Manuel Balce Ceneta/AP

Coronavirus cases are surging across the U.S., from California to Texas to Florida. More than 3.4 million people in the country have been diagnosed with the coronavirus and over 136,00 people have died.

To Redfield, a major key to controlling the pandemic is wearing masks.

"I really do believe if the American public all embraced masking now and we really did it, you know, rigorously ... I think if we can get everybody to wear a mask right now, I really do think over the next four to six, eight weeks, we can bring this epidemic under control," Redfield said.

Crowds of people explore the newly completed St. Petersburg Pier in St. Petersburg, Fla., July 12, 2020.
ZACK WITTMAN/The New York Times/Redux

The CDC director stressed that wearing a mask is "not a political issue -- it is a public health issue," calling it a "personal responsibility" for everyone.

"I'm glad to see the president wear a mask this week, and the vice president," Redfield said. "We need them to set the example."

President Donald Trump wore a mask for the first time in public over the weekend on a visit to Walter Reed Medical Center.

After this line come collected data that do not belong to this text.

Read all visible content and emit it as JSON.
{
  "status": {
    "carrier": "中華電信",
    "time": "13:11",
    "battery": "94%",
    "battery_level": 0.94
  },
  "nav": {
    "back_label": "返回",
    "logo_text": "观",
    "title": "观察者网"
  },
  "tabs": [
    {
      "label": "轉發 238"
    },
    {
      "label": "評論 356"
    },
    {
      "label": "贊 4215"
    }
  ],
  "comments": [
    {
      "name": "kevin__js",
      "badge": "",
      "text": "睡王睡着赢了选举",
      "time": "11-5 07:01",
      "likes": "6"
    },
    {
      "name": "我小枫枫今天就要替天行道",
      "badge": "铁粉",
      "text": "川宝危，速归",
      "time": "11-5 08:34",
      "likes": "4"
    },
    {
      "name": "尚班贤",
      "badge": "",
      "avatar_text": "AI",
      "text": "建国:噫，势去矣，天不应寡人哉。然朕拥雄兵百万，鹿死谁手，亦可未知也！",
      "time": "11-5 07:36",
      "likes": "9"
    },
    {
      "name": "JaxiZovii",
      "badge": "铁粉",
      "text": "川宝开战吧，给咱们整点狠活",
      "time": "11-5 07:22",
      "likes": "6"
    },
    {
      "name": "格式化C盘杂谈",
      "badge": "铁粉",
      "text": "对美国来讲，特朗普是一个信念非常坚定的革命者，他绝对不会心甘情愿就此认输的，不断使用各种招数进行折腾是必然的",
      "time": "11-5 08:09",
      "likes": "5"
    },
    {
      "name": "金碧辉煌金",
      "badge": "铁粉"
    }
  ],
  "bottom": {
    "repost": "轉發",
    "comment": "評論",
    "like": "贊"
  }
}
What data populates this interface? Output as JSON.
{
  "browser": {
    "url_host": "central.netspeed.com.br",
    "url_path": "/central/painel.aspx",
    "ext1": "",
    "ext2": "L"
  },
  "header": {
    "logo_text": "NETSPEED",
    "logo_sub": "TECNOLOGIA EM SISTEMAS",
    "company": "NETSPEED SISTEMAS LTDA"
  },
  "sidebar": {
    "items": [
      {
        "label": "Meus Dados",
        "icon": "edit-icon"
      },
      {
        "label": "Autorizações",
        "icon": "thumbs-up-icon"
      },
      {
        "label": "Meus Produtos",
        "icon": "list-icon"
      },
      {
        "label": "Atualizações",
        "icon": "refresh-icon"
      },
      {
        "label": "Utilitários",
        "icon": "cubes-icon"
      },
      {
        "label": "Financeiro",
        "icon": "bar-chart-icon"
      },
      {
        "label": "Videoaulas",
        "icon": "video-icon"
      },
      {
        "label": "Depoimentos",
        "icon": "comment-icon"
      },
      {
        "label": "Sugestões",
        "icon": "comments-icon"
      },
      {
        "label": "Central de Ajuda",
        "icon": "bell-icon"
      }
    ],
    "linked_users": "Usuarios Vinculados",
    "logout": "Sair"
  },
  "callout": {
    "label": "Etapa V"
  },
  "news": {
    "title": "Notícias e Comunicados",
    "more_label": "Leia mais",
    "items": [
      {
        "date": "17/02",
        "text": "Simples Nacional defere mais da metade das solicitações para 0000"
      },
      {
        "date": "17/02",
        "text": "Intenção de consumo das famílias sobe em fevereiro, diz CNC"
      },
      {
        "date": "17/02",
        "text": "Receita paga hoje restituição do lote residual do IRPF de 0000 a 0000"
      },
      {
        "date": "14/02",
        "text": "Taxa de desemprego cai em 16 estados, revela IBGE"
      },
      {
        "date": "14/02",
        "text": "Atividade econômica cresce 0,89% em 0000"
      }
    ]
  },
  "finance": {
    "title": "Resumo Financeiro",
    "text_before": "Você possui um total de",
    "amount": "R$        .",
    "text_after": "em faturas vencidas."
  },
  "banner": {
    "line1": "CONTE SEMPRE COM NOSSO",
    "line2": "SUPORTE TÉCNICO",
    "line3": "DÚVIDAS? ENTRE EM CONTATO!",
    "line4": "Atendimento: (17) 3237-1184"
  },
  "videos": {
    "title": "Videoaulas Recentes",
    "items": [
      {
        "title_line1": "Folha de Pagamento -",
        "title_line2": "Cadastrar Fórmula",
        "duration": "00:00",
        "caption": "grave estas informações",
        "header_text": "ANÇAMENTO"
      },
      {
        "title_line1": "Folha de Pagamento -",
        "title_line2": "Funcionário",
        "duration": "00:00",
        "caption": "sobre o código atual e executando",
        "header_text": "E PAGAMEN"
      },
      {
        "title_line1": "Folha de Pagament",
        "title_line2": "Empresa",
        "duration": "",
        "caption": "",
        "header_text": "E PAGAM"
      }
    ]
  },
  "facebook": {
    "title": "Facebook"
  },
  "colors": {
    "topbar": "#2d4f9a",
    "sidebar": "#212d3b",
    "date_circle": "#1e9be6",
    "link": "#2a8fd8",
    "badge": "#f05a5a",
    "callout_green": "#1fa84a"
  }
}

Looking ahead, Redfield said he's worried about the upcoming fall and winter, when flu season begins.

A specimen is secured at a drive-thru coronavirus testing site at South Mountain Community College, July 9, 2020, in Phoenix.
Ross D. Franklin/AP Photo

"I do think the fall and the winter of 2020 and 2021 are going to be probably one of the most difficult times ... in American public health because of ... the co-occurrence of COVID and influenza," he told JAMA.

Redfield stressed the importance of getting the flu vaccine, "because I think those two respiratory pathogens hitting this at the same time do have the potential to stress our health system."

ABC News' Eric Strauss contributed to this report.